I am looking at the Lie Algebra $L=\mathfrak{sl}(2, \mathbb{F})$ with standard basis $(x, \ y, \ h )$ and the root system $A_{1}=\{-\alpha, \alpha\}$ via the rootspace decomposition. $char\mathbb{F}=0$.
$( \ , \ )$ is a scalar product.
Let $\mathfrak{U}(L)_{\mathbb{Z}}$ (as of Kostant´s theorem) be the lattice in the universal enveloping algebra of $L$ $\mathfrak{U}(L)$ with $\mathbb{Z}$-basis consisting of all $f_{a}h_{b}e_{c}$, for $f_{a}=\dfrac{y^{a}}{a!}$, $h_{b}=\begin{pmatrix} h \\ b \end{pmatrix}$ and $e_{c}=\dfrac{x^{c}}{c!}$, $a, \ b, \ c \in\mathbb{Z}^{+}$.

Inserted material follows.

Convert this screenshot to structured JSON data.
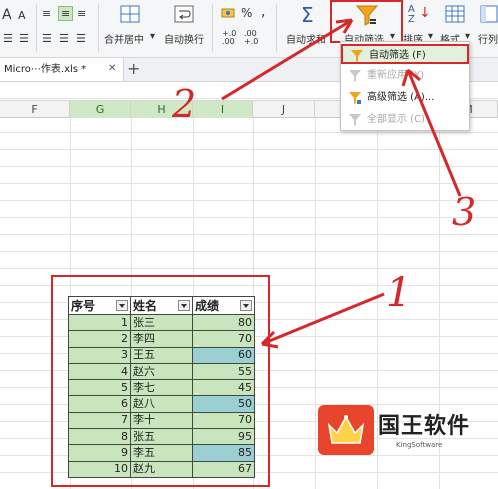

I have already proved, that the $\mathbb{Z}$-span of the usual basis $(v_{0}, \dots, v_{m})$ ($v_{i}=\frac{1}{i!}y^{i}.v_{0}$) of the irreducible $L$-module $V(m)$ is invariant under $\mathfrak{U}(L)_{\mathbb{Z}}$. Now I am trying to show that this is not the case for the basis of $V(m)$ consisting of $w_{i}=i!\left[\dfrac{(\alpha, \alpha)^{i}}{2^{i}}\right]v_{i}$ (I am pretty sure, that $[ \ , \ ]$ denotes the floor function, but it is not named explicitly in the book, Humpheys "Introduction to Lie Algebras and Reprentation theory"), via a counterexample:
I used: $f_{a}.v_{i}=\begin{pmatrix} i+a \\ a \end{pmatrix}v_{i+a}$ (or $0$ if $a+i$ exceeds $m$).
Look at $V(3)$ with basis $w_{0}, \ w_{1}, \ w_{2}, \ w_{3}$. It is for $a=1$:
$f_{1}.w_{2}=y.w_{2}=2\left[\dfrac{(\alpha,\alpha)^{2}}{2^{2}}\right](y.v_{i})= 2\left[\dfrac{(\alpha,\alpha)^{2}}{2^{2}}\right]3v_{3}=\dfrac{\left[\dfrac{(\alpha,\alpha)^{2}}{2^{2}}\right]}{\left[\dfrac{(\alpha,\alpha)^{3}}{2^{3}}\right]}w_{3} $
Now I set $(\alpha,\alpha)=4$, then:
$=\dfrac{4}{8}w_{3}=\dfrac{1}{2}w_{3}$
what is not in the $\mathbb{Z}$-span of the $w_{i}$.
My question is, if it is simply possible to chose $(\alpha,\alpha)$ just like that, or if it is set in any way.
It is the same problem, when I try to draw the dual root system $A_{1}^{v}=\{\alpha^{v}, -\alpha^{v}\}$ of $A_{1}$. It is $\alpha^{v}=\dfrac{2\alpha}{(\alpha,\alpha)}$, so in this case I chose $(\alpha,\alpha)=2$ and got $A_{1}=A_{1}^{v}$.
Since in $A_{1}$ there are only the roots $\alpha, -\alpha$, the value of $(\alpha, \alpha)$ at least doesn´t matter for $A_{1}$ to be a root system, but the way I used it above seems quite blunt to me and I don´t know if it works so easy in this two cases. Thank you for helping me.